Over the past few months I’ve been thinking, on and off, about the concept of closure. How people crave it, how often they feel entitled to it, how the popular culture seems to indicate it is both necessary and probable, and how the reality is far from it.
You send a grant to a funding agency, and it comes with brief, infuriatingly vague comments. There’s nothing actionable in the feedback. You wish you could somehow reach through the funding-agency portal and into the past to grab the reviewer by the shoulders and shake them until they tell you what exactly it is that they didn’t like in your meticulously written proposal. The truth is, you will never really know. You will have to go with your experience if you are to revise. Maybe the reviewer’s own Dunning-Kruger prevented them from admitting they didn’t understand the project. Maybe they didn’t take the review seriously enough. Bottom line is, they didn’t like it, so it won’t get funded. You will never know exactly why.
A friend ghosts you. A romantic partner breaks it off with some it’s-not-you-it’s-me faux reason. They will probably never tell you why. Does it even matter why? You can try to figure it out on your own, but it won’t change the outcome. Ultimately, they’re gone.

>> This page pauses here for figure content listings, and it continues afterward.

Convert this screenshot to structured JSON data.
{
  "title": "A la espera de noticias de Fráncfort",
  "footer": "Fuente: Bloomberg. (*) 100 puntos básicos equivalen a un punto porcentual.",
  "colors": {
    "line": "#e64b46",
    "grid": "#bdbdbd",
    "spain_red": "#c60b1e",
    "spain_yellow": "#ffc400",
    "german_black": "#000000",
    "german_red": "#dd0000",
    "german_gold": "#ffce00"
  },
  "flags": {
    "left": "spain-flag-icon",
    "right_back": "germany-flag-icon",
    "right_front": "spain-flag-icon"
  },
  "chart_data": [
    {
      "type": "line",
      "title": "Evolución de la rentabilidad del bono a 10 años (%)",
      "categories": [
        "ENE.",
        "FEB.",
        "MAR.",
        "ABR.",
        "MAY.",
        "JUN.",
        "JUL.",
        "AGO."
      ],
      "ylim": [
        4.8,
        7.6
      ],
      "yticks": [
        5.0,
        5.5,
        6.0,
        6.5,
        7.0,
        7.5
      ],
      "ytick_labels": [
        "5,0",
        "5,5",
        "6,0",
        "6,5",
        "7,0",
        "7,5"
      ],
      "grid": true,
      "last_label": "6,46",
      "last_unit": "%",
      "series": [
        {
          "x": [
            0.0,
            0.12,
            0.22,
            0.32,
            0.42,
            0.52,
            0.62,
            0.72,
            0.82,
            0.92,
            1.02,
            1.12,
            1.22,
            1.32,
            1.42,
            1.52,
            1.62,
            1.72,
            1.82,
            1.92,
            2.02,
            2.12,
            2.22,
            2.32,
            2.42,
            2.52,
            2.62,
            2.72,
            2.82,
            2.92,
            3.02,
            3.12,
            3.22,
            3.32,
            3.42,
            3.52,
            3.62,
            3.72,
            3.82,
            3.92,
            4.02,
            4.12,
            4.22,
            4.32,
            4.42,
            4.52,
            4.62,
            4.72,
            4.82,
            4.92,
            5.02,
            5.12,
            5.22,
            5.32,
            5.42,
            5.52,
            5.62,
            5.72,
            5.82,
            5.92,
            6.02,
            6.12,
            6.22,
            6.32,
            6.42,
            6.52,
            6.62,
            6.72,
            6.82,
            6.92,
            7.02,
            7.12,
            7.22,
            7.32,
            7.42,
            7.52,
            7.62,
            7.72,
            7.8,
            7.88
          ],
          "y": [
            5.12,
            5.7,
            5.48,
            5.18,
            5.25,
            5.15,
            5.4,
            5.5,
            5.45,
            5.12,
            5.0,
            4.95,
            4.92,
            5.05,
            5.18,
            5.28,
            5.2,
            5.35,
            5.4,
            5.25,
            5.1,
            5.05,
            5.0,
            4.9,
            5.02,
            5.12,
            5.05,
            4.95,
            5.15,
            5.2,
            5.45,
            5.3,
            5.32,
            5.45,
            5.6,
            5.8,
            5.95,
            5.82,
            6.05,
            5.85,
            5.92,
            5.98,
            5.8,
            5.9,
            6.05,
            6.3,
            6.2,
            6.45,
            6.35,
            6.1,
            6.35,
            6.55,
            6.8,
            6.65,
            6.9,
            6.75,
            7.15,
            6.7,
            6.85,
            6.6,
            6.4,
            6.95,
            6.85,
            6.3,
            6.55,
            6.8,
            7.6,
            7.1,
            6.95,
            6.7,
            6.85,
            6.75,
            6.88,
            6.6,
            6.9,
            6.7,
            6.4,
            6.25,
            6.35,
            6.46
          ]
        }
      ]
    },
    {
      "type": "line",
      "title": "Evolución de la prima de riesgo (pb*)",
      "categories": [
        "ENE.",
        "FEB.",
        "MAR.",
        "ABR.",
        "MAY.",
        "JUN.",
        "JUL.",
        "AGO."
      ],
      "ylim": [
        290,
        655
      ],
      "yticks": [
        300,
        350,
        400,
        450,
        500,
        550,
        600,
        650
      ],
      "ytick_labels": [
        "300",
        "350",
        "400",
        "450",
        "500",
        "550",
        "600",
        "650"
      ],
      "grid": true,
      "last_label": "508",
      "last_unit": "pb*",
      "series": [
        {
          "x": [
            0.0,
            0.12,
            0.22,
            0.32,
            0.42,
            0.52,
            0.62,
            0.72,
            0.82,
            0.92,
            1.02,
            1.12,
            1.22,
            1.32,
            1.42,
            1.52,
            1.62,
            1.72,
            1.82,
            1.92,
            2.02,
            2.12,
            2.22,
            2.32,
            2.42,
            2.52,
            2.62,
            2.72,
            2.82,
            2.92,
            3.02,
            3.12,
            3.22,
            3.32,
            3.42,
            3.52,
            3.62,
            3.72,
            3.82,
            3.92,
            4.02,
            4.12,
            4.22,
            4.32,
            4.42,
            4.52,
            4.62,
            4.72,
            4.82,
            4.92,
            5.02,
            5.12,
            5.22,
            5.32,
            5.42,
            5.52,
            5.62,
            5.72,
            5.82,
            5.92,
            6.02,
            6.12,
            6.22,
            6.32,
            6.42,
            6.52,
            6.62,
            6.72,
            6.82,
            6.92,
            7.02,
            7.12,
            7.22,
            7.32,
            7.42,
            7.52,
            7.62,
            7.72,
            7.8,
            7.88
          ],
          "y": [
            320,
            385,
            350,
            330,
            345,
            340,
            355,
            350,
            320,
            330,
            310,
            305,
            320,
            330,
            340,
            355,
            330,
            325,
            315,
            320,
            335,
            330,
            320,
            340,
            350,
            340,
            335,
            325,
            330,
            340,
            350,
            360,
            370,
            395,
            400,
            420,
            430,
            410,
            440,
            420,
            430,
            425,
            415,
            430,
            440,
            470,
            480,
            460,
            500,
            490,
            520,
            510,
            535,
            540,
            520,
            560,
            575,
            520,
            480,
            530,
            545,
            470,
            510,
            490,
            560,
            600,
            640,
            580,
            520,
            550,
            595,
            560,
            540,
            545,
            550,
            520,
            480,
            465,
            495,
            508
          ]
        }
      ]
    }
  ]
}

Why do we expect closure? I understand craving it, but why do we feel entitled to it? Part of it is not wanting to admit that things are over, and hopelessly so. Part of it is probably because popular culture makes it seem that closure is necessary in order to move on, and also likely. In popular movies, there are no loose ends at the conclusion of the narrative arc. The character faces their nemesis or an estranged parent or a former lover. Everything gets wrapped up, with in a neat little bow on top, because that’s how compelling storytelling works. The movies where things are left open-ended are considered artsy at best, bad and infuriating at worst. But they are closer to reality than the popular fare.
People who are in our lives don’t owe it to us to remain in our lives. Maybe we outlived our usefulness; this is cold and calculated, but sadly quite common. Maybe we hurt them or neglected them; then it’s out fault that they left. The point is, once someone is out of your life and doesn’t seem responsive to nudges, let them be. There’s no point in chasing them under the guise of seeking closure, because you already know the most important thing you need to know—they don’t want to be around anymore. It’s often a small mercy that they don’t relent in your quest to give you closure; are you sure you really want to know all the ways in which you suck?
I have certainly cut off contact with people without pomp or circumstance. If they deeply reflected on our relationship, they could probably figure out what was bothering me and what the reason was behind the withdrawal, but in a true Catch-22 situation, had they been able to reflect to the needed degree, we would not have gotten to the point that I had to withdraw. “But how will they know to do better next time?” you ask. I don’t care; it’s not my problem anymore. I don’t owe anyone an explanation after we no longer have a relationship. They have all they need to figure things out if they want to, but they probably won’t. I don’t owe them more emotional work.
A couple of months ago, a beta reader for my novel commented how a character needed to get closure in their relationship with a parent who’d spent the character’s whole life being avoidant and neglectful. The reader said the character needed a big moment of facing said parent and sharing their hurt. I don’t think so. Someone whose job was to love and cherish you failed to do so for years; you think they give a shit about your hurt feelings? You think they will be shocked and dismayed at the damage they’ve done? Hell no. That is probably what they were going for to begin with, even if it wasn’t fully conscious. No character of mine is going to give a horrible parent the satisfaction of articulating their own hurt. It wouldn’t be closure; it would ultimate humiliation. The parent can go @#$%&#%^ themselves while the character purges them from their life.
What say you, blogosphere? How important is it to get closure? How probable? And how is it mid-August already?